American Express has agreed to pay about $113-million (U.S.) to settle U.S. government accusations that it violated numerous consumer protection laws "at every stage of the consumer experience."
The bank, the 19th-largest in the U.S. with $147-billion in assets, allegedly deceived consumers into thinking they would receive money for signing up for some of its credit cards, charged illegal late fees, discriminated on the basis of age, failed to report consumer disputes to credit bureaus and misled borrowers into paying off old debts.
"From the moment we learned of the wrongdoing at American Express we have been troubled by the range of problems our examinations team uncovered. The legal violations we discovered spanned the life cycle of the consumer's experience," said Kent Markus, assistant director of enforcement at the Consumer Financial Protection Bureau.
Amex did not admit nor deny the allegations. It said it had established reserves for a "substantial portion" of the settlement payment and is strengthening its internal compliance program. Amex had previously disclosed the existence of the investigation in filings with the Securities and Exchange Commission.
Amex typically markets its cards to wealthier borrowers. It has been top of a JD Power and Associates survey for customer satisfaction for six consecutive years.
Amex will refund about $85-million to an estimated 250,000 aggrieved consumers. The rest of the money will be split among the five government agencies involved in the investigation, including the CFPB.
"We want to make it more expensive to break the law than to abide by it," Mr.

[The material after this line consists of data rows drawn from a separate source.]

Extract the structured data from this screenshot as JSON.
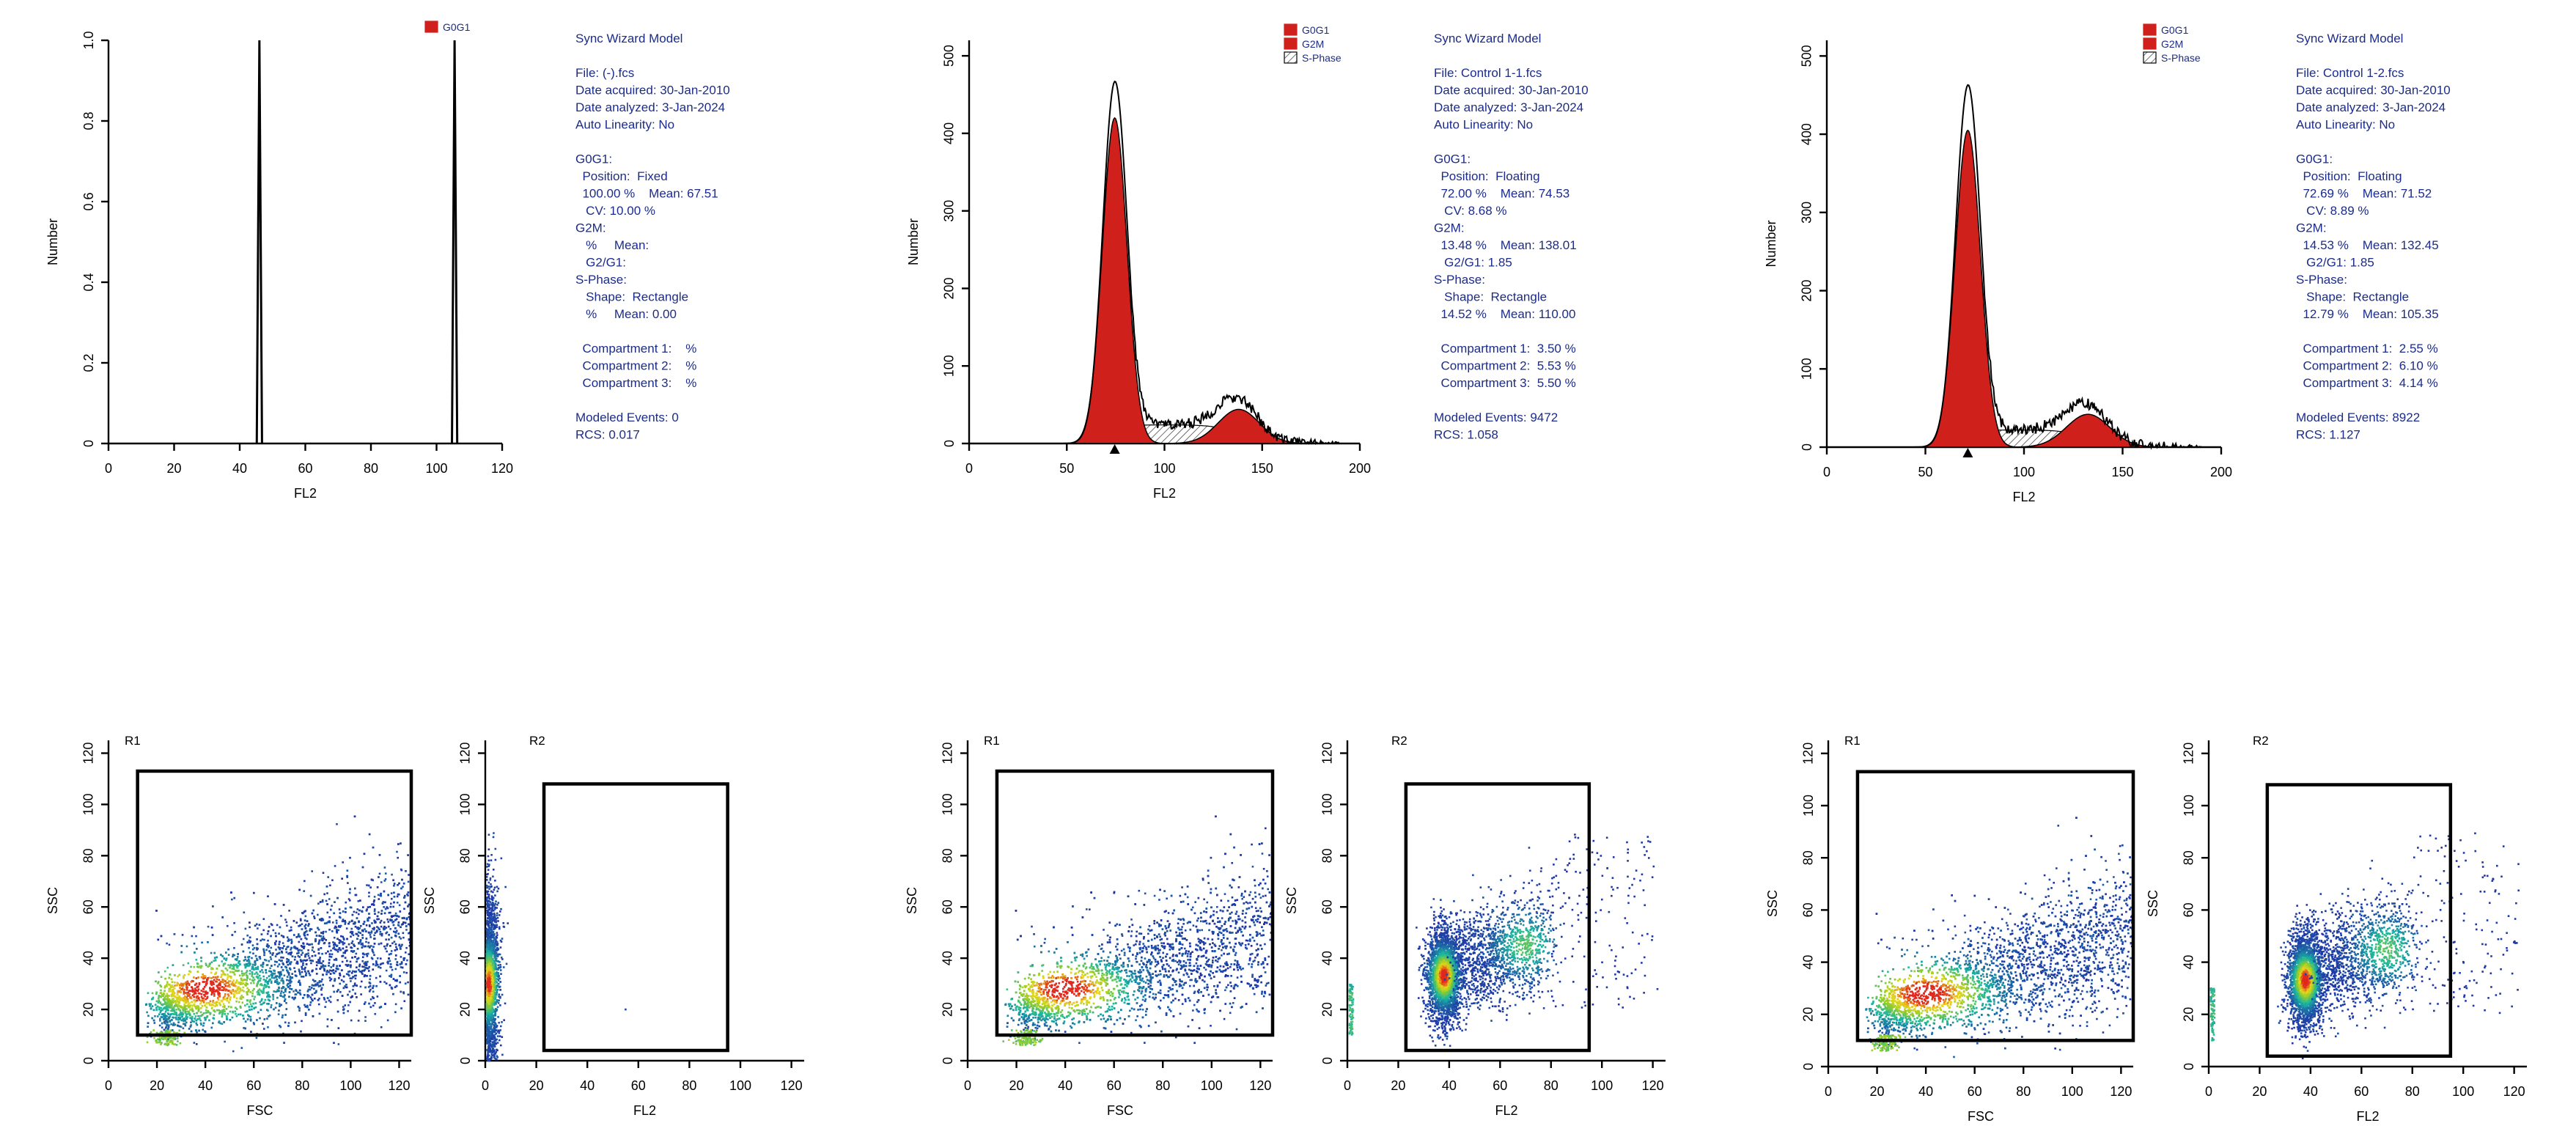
{
  "colors": {
    "g0g1": "#d0201c",
    "g2m": "#d0201c",
    "text_blue": "#1b2c8a",
    "axis": "#000000",
    "density_low": "#1f2fa8",
    "density_mid": "#1ab7a0",
    "density_high": "#e8d81c",
    "density_peak": "#e0281c"
  },
  "chart_data": [
    {
      "id": "hist-1",
      "type": "histogram",
      "xlabel": "FL2",
      "ylabel": "Number",
      "xlim": [
        0,
        120
      ],
      "ylim": [
        0,
        1.0
      ],
      "xticks": [
        0,
        20,
        40,
        60,
        80,
        100,
        120
      ],
      "yticks": [
        0,
        0.2,
        0.4,
        0.6,
        0.8,
        1.0
      ],
      "ytick_labels": [
        "0",
        "0.2",
        "0.4",
        "0.6",
        "0.8",
        "1.0"
      ],
      "legend": [
        "G0G1"
      ],
      "spikes": [
        {
          "x": 46,
          "y": 1.0
        },
        {
          "x": 105.5,
          "y": 1.0
        }
      ],
      "report": [
        "Sync Wizard Model",
        "",
        "File: (-).fcs",
        "Date acquired: 30-Jan-2010",
        "Date analyzed: 3-Jan-2024",
        "Auto Linearity: No",
        "",
        "G0G1:",
        "  Position:  Fixed",
        "  100.00 %    Mean: 67.51",
        "   CV: 10.00 %",
        "G2M:",
        "   %     Mean:",
        "   G2/G1:",
        "S-Phase:",
        "   Shape:  Rectangle",
        "   %     Mean: 0.00",
        "",
        "  Compartment 1:    %",
        "  Compartment 2:    %",
        "  Compartment 3:    %",
        "",
        "Modeled Events: 0",
        "RCS: 0.017"
      ]
    },
    {
      "id": "hist-2",
      "type": "histogram",
      "xlabel": "FL2",
      "ylabel": "Number",
      "xlim": [
        0,
        200
      ],
      "ylim": [
        0,
        520
      ],
      "xticks": [
        0,
        50,
        100,
        150,
        200
      ],
      "yticks": [
        0,
        100,
        200,
        300,
        400,
        500
      ],
      "ytick_labels": [
        "0",
        "100",
        "200",
        "300",
        "400",
        "500"
      ],
      "legend": [
        "G0G1",
        "G2M",
        "S-Phase"
      ],
      "g0g1": {
        "mean": 74.53,
        "peak": 420,
        "sd": 6.3
      },
      "g2m": {
        "mean": 138.01,
        "peak": 44,
        "sd": 10.5
      },
      "sphase": {
        "from": 74.53,
        "to": 138.01,
        "level": 24
      },
      "raw_peak": 455,
      "marker_x": 74.53,
      "report": [
        "Sync Wizard Model",
        "",
        "File: Control 1-1.fcs",
        "Date acquired: 30-Jan-2010",
        "Date analyzed: 3-Jan-2024",
        "Auto Linearity: No",
        "",
        "G0G1:",
        "  Position:  Floating",
        "  72.00 %    Mean: 74.53",
        "   CV: 8.68 %",
        "G2M:",
        "  13.48 %    Mean: 138.01",
        "   G2/G1: 1.85",
        "S-Phase:",
        "   Shape:  Rectangle",
        "  14.52 %    Mean: 110.00",
        "",
        "  Compartment 1:  3.50 %",
        "  Compartment 2:  5.53 %",
        "  Compartment 3:  5.50 %",
        "",
        "Modeled Events: 9472",
        "RCS: 1.058"
      ]
    },
    {
      "id": "hist-3",
      "type": "histogram",
      "xlabel": "FL2",
      "ylabel": "Number",
      "xlim": [
        0,
        200
      ],
      "ylim": [
        0,
        520
      ],
      "xticks": [
        0,
        50,
        100,
        150,
        200
      ],
      "yticks": [
        0,
        100,
        200,
        300,
        400,
        500
      ],
      "ytick_labels": [
        "0",
        "100",
        "200",
        "300",
        "400",
        "500"
      ],
      "legend": [
        "G0G1",
        "G2M",
        "S-Phase"
      ],
      "g0g1": {
        "mean": 71.52,
        "peak": 405,
        "sd": 6.4
      },
      "g2m": {
        "mean": 132.45,
        "peak": 42,
        "sd": 11
      },
      "sphase": {
        "from": 71.52,
        "to": 132.45,
        "level": 22
      },
      "raw_peak": 452,
      "marker_x": 71.52,
      "report": [
        "Sync Wizard Model",
        "",
        "File: Control 1-2.fcs",
        "Date acquired: 30-Jan-2010",
        "Date analyzed: 3-Jan-2024",
        "Auto Linearity: No",
        "",
        "G0G1:",
        "  Position:  Floating",
        "  72.69 %    Mean: 71.52",
        "   CV: 8.89 %",
        "G2M:",
        "  14.53 %    Mean: 132.45",
        "   G2/G1: 1.85",
        "S-Phase:",
        "   Shape:  Rectangle",
        "  12.79 %    Mean: 105.35",
        "",
        "  Compartment 1:  2.55 %",
        "  Compartment 2:  6.10 %",
        "  Compartment 3:  4.14 %",
        "",
        "Modeled Events: 8922",
        "RCS: 1.127"
      ]
    },
    {
      "id": "dot-fsc-1",
      "type": "scatter",
      "xlabel": "FSC",
      "ylabel": "SSC",
      "xlim": [
        0,
        125
      ],
      "ylim": [
        0,
        125
      ],
      "xticks": [
        0,
        20,
        40,
        60,
        80,
        100,
        120
      ],
      "yticks": [
        0,
        20,
        40,
        60,
        80,
        100,
        120
      ],
      "gate": {
        "label": "R1",
        "x": [
          12,
          125
        ],
        "y": [
          10,
          113
        ]
      },
      "population": "fsc"
    },
    {
      "id": "dot-fl2-1",
      "type": "scatter",
      "xlabel": "FL2",
      "ylabel": "SSC",
      "xlim": [
        0,
        125
      ],
      "ylim": [
        0,
        125
      ],
      "xticks": [
        0,
        20,
        40,
        60,
        80,
        100,
        120
      ],
      "yticks": [
        0,
        20,
        40,
        60,
        80,
        100,
        120
      ],
      "gate": {
        "label": "R2",
        "x": [
          23,
          95
        ],
        "y": [
          4,
          108
        ]
      },
      "population": "fl2-negative"
    },
    {
      "id": "dot-fsc-2",
      "type": "scatter",
      "xlabel": "FSC",
      "ylabel": "SSC",
      "xlim": [
        0,
        125
      ],
      "ylim": [
        0,
        125
      ],
      "xticks": [
        0,
        20,
        40,
        60,
        80,
        100,
        120
      ],
      "yticks": [
        0,
        20,
        40,
        60,
        80,
        100,
        120
      ],
      "gate": {
        "label": "R1",
        "x": [
          12,
          125
        ],
        "y": [
          10,
          113
        ]
      },
      "population": "fsc"
    },
    {
      "id": "dot-fl2-2",
      "type": "scatter",
      "xlabel": "FL2",
      "ylabel": "SSC",
      "xlim": [
        0,
        125
      ],
      "ylim": [
        0,
        125
      ],
      "xticks": [
        0,
        20,
        40,
        60,
        80,
        100,
        120
      ],
      "yticks": [
        0,
        20,
        40,
        60,
        80,
        100,
        120
      ],
      "gate": {
        "label": "R2",
        "x": [
          23,
          95
        ],
        "y": [
          4,
          108
        ]
      },
      "population": "fl2-cycle"
    },
    {
      "id": "dot-fsc-3",
      "type": "scatter",
      "xlabel": "FSC",
      "ylabel": "SSC",
      "xlim": [
        0,
        125
      ],
      "ylim": [
        0,
        125
      ],
      "xticks": [
        0,
        20,
        40,
        60,
        80,
        100,
        120
      ],
      "yticks": [
        0,
        20,
        40,
        60,
        80,
        100,
        120
      ],
      "gate": {
        "label": "R1",
        "x": [
          12,
          125
        ],
        "y": [
          10,
          113
        ]
      },
      "population": "fsc"
    },
    {
      "id": "dot-fl2-3",
      "type": "scatter",
      "xlabel": "FL2",
      "ylabel": "SSC",
      "xlim": [
        0,
        125
      ],
      "ylim": [
        0,
        125
      ],
      "xticks": [
        0,
        20,
        40,
        60,
        80,
        100,
        120
      ],
      "yticks": [
        0,
        20,
        40,
        60,
        80,
        100,
        120
      ],
      "gate": {
        "label": "R2",
        "x": [
          23,
          95
        ],
        "y": [
          4,
          108
        ]
      },
      "population": "fl2-cycle"
    }
  ]
}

Markus said.
The investigation began following a routine examination by bank regulators, officials said. It discovered that the alleged violations began in 2003.
Officials found that the bank's Centurion subsidiary had an ineffective compliance regime and inadequate staffing. Regulators noted frequent turnover in the subsidiary's chief compliance officer position.
The agencies also alleged that Amex told customers that if they settled old unpaid debt they could improve their credit score, which is used by lenders to price various forms of credit. However, Amex did not report the payments to credit bureaus, the government said. In some cases the debt was so old it was no longer on borrowers' credit reports.
The settlement is the CFPB's fourth enforcement action since being established in 2010 by the Dodd-Frank financial regulation law. Three of the four have been directed at credit card companies, a signal that the agency is focusing on card practices.
In July the CFPB was among a group of regulators that reached a $210-million settlement with Capital One for alleged misselling of products for its credit cards. Last month, the agency was part of a probe that resulted in a $214-million settlement with Discover over similar marketing practices.